Message from the Chair
This will be my final message to you as CINF chair, as I turn over the reins of leadership to Erin. In evaluating the past two years in which I have had the privilege of serving the CINF community, I cannot express what a rewarding and enriching experience it has been. I have had the opportunity to meet and work with the leading chemoinformaticians, information chemists, and chemical librarians, and have had the responsibiity of insuring that CINF continues to grow as an ACS division.

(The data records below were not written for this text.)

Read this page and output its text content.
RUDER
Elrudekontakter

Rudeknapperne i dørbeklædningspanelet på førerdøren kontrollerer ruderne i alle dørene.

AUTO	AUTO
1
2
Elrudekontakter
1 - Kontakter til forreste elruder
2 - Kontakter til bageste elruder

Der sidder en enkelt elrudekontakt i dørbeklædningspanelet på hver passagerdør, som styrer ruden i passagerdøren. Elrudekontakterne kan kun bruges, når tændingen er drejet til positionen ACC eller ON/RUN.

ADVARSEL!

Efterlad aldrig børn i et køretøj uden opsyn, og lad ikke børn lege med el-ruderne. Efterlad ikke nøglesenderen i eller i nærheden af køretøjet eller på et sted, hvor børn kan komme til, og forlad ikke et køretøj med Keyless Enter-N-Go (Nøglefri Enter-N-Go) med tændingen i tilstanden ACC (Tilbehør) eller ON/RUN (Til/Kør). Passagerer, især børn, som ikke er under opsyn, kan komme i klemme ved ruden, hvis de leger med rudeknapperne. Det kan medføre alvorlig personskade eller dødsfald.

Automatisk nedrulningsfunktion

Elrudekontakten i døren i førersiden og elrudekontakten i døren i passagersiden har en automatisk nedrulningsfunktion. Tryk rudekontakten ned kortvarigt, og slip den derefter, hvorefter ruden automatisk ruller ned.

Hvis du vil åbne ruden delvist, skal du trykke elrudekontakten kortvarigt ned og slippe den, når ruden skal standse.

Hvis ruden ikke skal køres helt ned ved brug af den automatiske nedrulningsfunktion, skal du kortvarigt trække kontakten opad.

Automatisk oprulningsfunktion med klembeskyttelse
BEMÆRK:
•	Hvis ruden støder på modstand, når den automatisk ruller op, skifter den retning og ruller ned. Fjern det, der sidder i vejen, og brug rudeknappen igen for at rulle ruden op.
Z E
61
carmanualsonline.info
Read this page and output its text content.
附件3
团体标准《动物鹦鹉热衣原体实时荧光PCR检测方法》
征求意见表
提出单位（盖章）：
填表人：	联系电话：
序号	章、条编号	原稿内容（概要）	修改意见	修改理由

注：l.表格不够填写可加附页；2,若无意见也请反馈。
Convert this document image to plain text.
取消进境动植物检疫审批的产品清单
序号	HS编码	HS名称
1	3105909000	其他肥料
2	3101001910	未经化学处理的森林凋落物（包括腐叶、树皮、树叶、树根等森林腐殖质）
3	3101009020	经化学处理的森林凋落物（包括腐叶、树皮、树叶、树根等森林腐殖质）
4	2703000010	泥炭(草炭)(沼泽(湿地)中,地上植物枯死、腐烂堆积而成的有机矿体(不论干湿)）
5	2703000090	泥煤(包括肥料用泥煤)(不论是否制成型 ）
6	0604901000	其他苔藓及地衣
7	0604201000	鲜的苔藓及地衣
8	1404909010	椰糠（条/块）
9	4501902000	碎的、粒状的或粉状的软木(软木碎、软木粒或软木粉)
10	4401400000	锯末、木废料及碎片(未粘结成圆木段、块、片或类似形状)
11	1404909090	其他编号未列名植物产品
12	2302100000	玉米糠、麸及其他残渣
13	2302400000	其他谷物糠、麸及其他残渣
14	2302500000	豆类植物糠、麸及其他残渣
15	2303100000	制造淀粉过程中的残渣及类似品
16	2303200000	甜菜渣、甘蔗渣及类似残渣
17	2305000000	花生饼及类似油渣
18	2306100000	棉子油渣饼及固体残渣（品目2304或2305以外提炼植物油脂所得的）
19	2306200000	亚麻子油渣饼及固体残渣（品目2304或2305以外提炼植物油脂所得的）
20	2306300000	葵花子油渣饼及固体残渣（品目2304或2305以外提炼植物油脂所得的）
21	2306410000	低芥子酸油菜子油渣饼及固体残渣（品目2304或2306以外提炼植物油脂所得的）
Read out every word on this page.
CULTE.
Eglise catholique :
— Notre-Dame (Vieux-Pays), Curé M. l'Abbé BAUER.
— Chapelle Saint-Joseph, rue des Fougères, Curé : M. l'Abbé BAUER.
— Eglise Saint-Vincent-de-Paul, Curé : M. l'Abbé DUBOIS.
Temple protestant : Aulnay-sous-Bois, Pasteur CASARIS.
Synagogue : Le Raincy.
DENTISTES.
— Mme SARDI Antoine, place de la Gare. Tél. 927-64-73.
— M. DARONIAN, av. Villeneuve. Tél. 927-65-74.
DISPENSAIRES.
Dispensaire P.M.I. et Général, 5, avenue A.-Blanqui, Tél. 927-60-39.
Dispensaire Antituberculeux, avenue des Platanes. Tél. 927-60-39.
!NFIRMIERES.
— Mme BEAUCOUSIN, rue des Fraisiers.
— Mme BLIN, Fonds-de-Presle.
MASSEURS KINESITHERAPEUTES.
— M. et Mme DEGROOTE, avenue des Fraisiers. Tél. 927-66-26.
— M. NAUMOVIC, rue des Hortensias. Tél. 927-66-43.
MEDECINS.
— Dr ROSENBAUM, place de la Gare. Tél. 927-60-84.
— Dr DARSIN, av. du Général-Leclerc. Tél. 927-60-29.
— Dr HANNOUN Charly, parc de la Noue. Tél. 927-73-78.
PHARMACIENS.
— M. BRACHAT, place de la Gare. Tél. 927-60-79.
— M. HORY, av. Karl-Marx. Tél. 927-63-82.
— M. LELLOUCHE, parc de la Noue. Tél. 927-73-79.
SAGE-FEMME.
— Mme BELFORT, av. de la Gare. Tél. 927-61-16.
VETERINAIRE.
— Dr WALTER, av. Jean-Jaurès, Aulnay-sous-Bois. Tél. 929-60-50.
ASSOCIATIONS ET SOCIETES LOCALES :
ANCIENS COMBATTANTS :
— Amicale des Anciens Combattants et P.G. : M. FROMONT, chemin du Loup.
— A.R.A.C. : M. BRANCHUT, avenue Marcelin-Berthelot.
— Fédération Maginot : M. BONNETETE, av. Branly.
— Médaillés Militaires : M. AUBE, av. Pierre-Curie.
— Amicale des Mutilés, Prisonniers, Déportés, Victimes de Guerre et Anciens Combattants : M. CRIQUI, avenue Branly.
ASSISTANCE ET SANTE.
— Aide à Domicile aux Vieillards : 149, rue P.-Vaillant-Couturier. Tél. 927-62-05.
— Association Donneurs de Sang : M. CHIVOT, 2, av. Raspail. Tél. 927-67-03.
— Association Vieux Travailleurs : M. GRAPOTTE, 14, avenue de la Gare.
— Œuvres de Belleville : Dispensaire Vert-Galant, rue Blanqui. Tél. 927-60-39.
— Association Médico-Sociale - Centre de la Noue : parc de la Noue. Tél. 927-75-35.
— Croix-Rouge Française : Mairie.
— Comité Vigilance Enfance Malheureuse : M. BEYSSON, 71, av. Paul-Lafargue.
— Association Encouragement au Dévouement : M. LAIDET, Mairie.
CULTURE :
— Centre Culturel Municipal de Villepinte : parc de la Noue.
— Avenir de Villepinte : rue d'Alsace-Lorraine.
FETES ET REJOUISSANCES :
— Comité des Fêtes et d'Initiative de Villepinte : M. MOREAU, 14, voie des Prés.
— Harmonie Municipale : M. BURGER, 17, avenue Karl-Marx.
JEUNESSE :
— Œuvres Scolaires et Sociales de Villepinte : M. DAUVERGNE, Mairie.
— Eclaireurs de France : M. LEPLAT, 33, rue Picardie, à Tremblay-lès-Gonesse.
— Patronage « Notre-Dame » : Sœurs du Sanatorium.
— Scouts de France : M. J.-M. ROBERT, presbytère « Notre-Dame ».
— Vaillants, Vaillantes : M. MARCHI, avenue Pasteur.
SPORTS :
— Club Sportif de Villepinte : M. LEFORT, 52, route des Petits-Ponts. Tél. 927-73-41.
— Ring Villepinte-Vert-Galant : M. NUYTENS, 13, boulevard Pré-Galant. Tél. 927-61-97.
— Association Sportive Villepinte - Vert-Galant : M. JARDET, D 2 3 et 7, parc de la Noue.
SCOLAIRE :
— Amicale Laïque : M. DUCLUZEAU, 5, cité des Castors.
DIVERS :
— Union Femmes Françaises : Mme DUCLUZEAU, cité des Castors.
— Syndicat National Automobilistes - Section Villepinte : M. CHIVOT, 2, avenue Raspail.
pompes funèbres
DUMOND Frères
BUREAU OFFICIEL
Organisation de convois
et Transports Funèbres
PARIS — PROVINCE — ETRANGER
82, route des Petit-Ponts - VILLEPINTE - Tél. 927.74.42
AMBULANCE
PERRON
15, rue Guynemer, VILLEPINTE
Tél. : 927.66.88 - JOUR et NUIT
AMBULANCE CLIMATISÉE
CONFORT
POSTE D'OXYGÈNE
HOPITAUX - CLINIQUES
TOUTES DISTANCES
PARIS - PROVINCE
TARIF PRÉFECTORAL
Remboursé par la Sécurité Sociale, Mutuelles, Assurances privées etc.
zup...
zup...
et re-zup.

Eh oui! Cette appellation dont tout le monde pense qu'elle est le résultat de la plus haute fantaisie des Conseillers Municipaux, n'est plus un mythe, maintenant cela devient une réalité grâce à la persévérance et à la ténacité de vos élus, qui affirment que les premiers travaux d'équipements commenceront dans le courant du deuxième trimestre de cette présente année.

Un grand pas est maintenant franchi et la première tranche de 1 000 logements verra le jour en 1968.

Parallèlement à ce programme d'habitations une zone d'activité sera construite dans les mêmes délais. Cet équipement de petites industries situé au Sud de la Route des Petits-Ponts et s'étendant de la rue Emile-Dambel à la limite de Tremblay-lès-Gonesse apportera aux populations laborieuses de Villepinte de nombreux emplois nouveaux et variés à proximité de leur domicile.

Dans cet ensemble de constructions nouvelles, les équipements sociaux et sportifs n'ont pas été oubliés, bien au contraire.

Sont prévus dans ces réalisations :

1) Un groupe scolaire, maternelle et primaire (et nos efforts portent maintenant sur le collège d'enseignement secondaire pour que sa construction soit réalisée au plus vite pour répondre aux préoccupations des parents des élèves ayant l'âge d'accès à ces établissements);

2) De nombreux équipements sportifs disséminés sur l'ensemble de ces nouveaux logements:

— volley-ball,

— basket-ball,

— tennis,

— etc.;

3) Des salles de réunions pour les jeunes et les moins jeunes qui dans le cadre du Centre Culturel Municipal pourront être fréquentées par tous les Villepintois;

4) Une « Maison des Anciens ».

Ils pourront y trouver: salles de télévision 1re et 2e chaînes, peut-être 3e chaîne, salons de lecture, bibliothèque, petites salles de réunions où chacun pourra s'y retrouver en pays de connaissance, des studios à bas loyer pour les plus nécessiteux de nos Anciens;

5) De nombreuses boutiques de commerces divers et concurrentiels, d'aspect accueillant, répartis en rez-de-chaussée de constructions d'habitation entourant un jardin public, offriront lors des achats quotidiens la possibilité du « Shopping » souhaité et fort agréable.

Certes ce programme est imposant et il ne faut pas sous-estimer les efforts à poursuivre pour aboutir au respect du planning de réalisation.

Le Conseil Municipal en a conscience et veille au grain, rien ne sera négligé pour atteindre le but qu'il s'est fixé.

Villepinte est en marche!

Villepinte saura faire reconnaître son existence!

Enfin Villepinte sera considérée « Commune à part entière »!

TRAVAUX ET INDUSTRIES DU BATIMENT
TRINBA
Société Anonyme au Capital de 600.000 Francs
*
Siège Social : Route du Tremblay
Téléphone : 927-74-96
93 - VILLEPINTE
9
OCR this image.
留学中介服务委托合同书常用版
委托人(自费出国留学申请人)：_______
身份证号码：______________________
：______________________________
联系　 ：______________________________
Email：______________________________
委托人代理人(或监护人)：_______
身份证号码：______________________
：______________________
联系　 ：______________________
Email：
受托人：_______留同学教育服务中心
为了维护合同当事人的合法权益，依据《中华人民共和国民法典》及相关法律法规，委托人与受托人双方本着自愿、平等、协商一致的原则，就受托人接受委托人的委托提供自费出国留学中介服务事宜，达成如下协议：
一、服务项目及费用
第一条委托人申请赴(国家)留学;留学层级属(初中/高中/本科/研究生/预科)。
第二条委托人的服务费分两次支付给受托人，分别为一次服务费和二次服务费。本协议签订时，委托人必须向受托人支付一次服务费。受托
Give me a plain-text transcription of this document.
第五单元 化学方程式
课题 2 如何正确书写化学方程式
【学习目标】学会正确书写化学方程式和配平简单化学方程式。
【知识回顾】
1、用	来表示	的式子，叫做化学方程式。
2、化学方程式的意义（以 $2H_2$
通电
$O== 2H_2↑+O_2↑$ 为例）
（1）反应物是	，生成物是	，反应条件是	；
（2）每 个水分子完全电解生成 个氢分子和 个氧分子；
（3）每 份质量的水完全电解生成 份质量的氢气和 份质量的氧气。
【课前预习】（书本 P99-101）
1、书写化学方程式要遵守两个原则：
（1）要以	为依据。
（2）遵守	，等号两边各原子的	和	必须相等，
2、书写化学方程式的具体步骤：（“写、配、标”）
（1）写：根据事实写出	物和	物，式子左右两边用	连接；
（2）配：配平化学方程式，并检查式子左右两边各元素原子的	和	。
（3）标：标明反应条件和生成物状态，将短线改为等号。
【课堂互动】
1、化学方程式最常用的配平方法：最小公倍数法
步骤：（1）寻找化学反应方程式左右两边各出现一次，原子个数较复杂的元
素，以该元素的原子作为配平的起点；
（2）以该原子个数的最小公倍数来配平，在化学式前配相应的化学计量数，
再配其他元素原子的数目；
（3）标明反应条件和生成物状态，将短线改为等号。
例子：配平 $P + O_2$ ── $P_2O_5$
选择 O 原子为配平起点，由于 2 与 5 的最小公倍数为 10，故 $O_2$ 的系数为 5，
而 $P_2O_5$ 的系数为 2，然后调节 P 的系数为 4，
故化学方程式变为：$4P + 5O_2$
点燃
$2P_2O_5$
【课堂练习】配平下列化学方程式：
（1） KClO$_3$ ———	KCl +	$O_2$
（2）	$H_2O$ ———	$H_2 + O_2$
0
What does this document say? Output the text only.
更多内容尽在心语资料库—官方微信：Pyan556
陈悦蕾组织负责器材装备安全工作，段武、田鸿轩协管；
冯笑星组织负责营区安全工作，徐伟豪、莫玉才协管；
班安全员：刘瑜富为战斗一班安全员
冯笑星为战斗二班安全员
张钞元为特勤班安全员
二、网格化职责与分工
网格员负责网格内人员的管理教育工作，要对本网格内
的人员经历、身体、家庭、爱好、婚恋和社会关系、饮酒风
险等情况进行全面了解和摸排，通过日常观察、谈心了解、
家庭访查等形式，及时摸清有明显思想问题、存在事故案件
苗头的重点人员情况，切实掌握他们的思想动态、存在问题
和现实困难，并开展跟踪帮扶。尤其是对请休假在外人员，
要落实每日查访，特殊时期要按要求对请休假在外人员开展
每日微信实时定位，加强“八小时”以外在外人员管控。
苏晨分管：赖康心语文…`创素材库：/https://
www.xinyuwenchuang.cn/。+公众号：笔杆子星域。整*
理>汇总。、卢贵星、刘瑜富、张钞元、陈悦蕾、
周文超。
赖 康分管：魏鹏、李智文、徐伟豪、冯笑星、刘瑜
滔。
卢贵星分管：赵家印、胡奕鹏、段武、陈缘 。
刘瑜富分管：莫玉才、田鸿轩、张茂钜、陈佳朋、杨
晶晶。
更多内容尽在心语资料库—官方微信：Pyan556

CINF has seen its programming at national meetings grow both in quality and quantity. Attendance in our sessions at national meetings has been substantial. In fact, one of our recurring complaints is assignment to rooms too small to accommodate attendance at national meetings! We have had continued cosponsorship of programming with several other divisions, notably COMP, CHED, CHAL, ANYL, and MEDI. We will continue working with other divisions, particularly in trying to develop a closer relationship with COMP regarding complementary programming. We have worked closely with CHED on the Online Chemistry Course (OLCC) and developing educational training in the area of chemical information; hopefully, these types of programs and Innovative Project Grants (IPGs) will continue in the future and grow from a well-established base. Hopefully, too, ACS will reward division cosponorship as a true cosponsorship and give credit to both divisions.
We have blazed new trails with our “big data” summit, and CINF will continue with multiple-day, big-topic programming, when appropriate, at our national meetings. Our Skolnik symposiums have awarded the best innovation in chemical information and we have had wonderful symposia honoring the work of Dr. Jürgen Bajorath in the area of QSAR, scaffold definition, and Matched Multiple Pairs (MMP), and Drs. Evan Bolton and Stephen Bryant for their work on PubChem.
The attendance at the meeting in Philadelphia was a bit smaller, and ACS is evaluating the national meeting format and looking at ways to make improvements and innovations for the future. There is discussion of shortening the meeting and perhaps making more content available streaming or virtually and other novel ways of reaching more members, or making participation at national meetings more convenient and affordable.
Our sessions at the Philadelphia meeting involved education and chemical information (Bringing Chemoinformatics Into the Classroom); a Genetech-sponsored symposium organized by Dr. Dan Ortwine (Effectively Harnessing the World’s Literature to Inform Rational Compound Design); a session on identifying druggable targets from databases (Shedding Light on the Dark Genome: Methods, Tools & Case Studies); Safety (Using Public Information to Support a Chemical Safety Culture); and a joint symposium with the analytical division (a first!) (New Directions in Chemometrics: Making Sense of Big & Small Chemical Data Sets).
In a few weeks we will be meeting in Philadelphia. We have an excellent program planned, including a session cosponsored by MEDI, “Effectively Harnessing the World’s Literature to Inform Rational Compound Design”, and a session cosponsored with CHED on “Bringing Cheminformatics Into the College Chemistry Classroom”, and with BIOT, COMP and MEDI “Shedding Light on the Dark Genome” and CINF is cosponsoring a ANYL symposium on “New Directions in Chemometrics: Making Sense of Big and Small Chemical Data Sets”.
So I leave CINF leadership in good hands and I am hopeful that we will continue growing and offering quality benefits and programming to our members. We still need to not only grow our division in members but also in active members willing to volunteer, to help grow our programming and activities and improve our division and member benefits and offerings because there is always room for improvement!